November 12, 2013

Conventional Medicine and Alternative Medicine and Coconut Oil: Here’s a Fresh Perspective

Anyone who’s read my posts on this issue knows where I’m coming from. I distrust and dislike the overly hyped and overly commercialized approach to dietary supplements and other alternative treatments. But I’m not knee-jerk anti-supplements. Two supplements that I discovered on my own -- curcumin and 5-HTP – are mainstays of my health regimen. Another – vitamin D – was prescribed by my internist.

I’ve been on a “less-is-more” kick of late, and I’m trying to use this mantra to discipline myself to cut back in many areas of my life, including pill popping. I feel strongly, and most medical authorities agree, that the more pills I take, the greater the danger of adverse interactions.

I also feel, again in agreement with most medical authorities, that the billions of dollars we Americans spend on dietary supplements -- and on the latest “cures” touted on the internet or TV -- are largely wasted. Most of us can get what we need from diet and exercise.

I’ve been particularly (overly?) harsh about the coconut oil fad of recent years that has its origins in Dr. Mary Newport’s story of the remarkable turnaround she saw in her Alzheimer's-afflicted husband Steve when she began feeding him coconut oil four or five years ago. I devoted two posts to coconut oil last week since similar claims are now being made for coconut oil as a treatment for Parkinson’s.

I’m aware, and family and friends can attest, that I often overreact and careen from one side of the road to the other in my views, often missing the middle of the road. I’ve been hoping that this trait, usually annoying to others,would generate comments on the blog from those with differing viewpoints so that the discussions would be more balanced.

When I write posts critical of alternative medicine and supplements like coconut oil, I do get some opposing opinions, but too often it’s just to accuse me of being a flack for Big Phama. These comments tend to argue: “Big Pharma is evil; ergo all supplements are good.”

A Well-Articulated Counterpoint to my Coconut Oil Views
Finally this past week I found an alternative view to my negative take on the claims for coconut oil that I thought made a well-reasoned and non-vitriolic case. That case was made on an online forum by a 74-year-old man with Parkinson's who uses the handle “Fwes.” He kicked off a lively exchange with a post titled "Coconut oil has improved my life."

I’ve been interested in the discussion on the forum that his post generated. The forum is for people with Parkinson’s disease. Several of those participating are also experimenting with coconut oil as a possible treatment for their PD. Fwes has begun collecting regular reports from these participants, documenting their consumption of coconut oil and any changes in their PD symptoms or medical data such as cholesterol readings.

I mentioned in last Friday’s post that one of my concerns about coconut oil was its very high fat content. I know that Dr. Newport and others argue that the fat in coconut oil has unique properties that make it a healthy fat. Other authorities disagree. Given this debate, I was interested in Fwes's mention that he was scheduled for one of his regular checkups at the Mayo Clinic, since in my post I had used a quote from the Clinic’s website cautioning about the high fat content of coconut oil.

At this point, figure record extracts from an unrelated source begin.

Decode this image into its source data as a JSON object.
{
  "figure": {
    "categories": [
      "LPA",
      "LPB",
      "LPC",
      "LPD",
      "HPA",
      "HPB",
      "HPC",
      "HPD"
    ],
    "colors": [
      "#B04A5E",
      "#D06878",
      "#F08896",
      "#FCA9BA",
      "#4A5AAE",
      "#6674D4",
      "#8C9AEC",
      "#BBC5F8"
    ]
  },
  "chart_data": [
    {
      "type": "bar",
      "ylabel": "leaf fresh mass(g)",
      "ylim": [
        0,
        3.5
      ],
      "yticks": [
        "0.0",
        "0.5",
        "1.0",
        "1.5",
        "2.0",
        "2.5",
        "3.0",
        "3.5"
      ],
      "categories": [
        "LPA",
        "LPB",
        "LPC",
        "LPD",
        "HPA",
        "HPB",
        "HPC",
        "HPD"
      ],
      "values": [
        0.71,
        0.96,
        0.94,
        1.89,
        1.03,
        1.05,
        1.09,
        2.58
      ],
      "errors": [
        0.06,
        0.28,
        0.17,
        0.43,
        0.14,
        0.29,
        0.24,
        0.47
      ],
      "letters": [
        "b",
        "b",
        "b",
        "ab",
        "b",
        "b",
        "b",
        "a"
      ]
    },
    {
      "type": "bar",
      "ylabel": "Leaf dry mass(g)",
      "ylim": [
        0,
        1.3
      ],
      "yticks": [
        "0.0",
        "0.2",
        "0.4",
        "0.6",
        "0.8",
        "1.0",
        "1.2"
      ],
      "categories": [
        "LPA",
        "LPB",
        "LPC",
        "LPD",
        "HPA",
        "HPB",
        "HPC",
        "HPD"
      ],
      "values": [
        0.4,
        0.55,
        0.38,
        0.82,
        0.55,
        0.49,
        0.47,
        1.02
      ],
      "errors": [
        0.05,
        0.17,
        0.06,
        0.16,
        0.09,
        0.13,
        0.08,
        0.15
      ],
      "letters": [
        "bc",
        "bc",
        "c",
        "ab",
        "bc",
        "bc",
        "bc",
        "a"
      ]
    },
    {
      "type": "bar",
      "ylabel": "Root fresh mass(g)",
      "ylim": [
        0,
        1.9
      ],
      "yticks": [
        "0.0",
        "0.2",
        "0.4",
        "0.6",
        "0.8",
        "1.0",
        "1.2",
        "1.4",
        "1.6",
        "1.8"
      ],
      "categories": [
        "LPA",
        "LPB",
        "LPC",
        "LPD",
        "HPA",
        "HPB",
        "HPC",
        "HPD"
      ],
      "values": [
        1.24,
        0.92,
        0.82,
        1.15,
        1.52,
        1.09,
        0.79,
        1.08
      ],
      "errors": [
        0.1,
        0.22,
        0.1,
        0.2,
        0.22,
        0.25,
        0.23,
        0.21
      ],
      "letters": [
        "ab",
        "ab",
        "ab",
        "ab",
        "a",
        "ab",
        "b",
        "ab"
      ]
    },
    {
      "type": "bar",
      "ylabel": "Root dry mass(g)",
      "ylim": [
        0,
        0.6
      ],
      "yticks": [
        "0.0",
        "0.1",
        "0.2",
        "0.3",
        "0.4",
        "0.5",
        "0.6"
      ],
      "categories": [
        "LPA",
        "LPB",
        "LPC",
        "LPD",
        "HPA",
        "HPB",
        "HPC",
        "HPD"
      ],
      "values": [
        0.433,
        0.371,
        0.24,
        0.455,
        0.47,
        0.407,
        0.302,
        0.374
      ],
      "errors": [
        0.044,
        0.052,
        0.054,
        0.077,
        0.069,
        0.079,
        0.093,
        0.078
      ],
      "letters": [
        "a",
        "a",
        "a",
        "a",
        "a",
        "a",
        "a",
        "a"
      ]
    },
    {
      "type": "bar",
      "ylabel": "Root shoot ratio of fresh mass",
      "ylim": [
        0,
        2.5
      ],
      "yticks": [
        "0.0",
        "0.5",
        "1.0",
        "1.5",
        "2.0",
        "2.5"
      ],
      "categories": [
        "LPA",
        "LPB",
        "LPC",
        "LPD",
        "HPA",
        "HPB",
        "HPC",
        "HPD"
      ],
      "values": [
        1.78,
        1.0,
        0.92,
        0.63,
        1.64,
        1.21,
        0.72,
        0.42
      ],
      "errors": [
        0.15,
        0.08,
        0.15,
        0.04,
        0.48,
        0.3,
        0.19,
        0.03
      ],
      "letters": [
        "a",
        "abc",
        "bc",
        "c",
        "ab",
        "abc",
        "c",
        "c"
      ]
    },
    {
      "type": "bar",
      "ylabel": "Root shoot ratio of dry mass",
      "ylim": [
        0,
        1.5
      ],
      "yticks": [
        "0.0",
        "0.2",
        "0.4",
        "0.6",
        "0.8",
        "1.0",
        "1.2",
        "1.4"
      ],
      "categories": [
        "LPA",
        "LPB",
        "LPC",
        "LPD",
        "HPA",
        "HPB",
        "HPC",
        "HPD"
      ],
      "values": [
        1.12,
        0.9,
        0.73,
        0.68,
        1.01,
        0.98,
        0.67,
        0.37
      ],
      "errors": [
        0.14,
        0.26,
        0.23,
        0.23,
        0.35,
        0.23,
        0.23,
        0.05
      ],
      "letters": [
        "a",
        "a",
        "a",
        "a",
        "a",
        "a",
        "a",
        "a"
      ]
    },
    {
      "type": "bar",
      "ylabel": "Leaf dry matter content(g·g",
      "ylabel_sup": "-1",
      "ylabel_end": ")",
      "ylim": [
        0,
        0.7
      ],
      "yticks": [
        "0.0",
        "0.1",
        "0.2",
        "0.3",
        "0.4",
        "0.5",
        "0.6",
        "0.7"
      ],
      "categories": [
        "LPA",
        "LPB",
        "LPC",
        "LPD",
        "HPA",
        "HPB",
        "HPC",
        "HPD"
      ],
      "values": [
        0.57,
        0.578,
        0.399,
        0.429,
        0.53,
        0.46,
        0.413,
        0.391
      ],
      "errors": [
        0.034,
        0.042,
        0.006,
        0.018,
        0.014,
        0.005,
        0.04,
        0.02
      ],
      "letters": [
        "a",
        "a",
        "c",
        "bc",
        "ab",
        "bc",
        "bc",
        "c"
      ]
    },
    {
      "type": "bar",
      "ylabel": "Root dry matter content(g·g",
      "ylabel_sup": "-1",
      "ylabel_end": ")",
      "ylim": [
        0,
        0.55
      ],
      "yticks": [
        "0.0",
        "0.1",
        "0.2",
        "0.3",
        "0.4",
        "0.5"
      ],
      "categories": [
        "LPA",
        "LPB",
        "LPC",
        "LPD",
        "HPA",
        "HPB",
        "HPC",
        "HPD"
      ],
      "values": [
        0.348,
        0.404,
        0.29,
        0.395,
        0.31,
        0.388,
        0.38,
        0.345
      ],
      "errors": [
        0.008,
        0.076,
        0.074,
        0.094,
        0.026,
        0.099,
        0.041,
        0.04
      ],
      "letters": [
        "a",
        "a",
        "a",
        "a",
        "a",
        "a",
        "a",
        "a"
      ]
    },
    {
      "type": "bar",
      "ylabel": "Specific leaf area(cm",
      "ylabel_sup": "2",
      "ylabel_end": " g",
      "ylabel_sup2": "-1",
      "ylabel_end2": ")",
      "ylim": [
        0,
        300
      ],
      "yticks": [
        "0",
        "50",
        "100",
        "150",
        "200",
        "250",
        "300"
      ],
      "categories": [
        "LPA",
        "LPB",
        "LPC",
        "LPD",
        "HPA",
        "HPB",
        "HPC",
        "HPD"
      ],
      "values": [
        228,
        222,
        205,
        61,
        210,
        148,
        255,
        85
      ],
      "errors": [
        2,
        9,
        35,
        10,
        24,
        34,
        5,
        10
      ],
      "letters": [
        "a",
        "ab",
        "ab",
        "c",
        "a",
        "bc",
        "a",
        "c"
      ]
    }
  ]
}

Mayo Clinic Checkup and Coconut Oil
Turns out, Fwes has had his Mayo checkup. I was of course interested in how Fwes’ doctor viewed his use of coconut oil as a PD treatment:
I had a good visit with my doctor who is very scientific in his approach. He will not endorse coconut oil without clinical evidence. But he sees the change for the better in me and encourages me to continue what I am doing . . . . He recommended that I continue at my minimal level of PD meds.
I spent almost a week at Mayo getting a full checkup nearly 20 years ago and, based on my experience back then, I would agree with Fwes laudatory comments on Mayo:
They are efficient, intelligent and communicative. The environment is amazingly cheerful considering that almost all their patients have a very serious problem . . . Declines I have suffered are partially due to my own physiology and largely due to my stubbornness regarding increasing dosage of the meds. Fortunately for me, coconut oil has covered the gap and my doctor is supportive.
In an earlier forum post, Fwes wrote about his take on the history of alternative medicine. I liked the post and asked Fwes’ permission to use it in this blog. He asked me to hold off until he had a chance to publish it.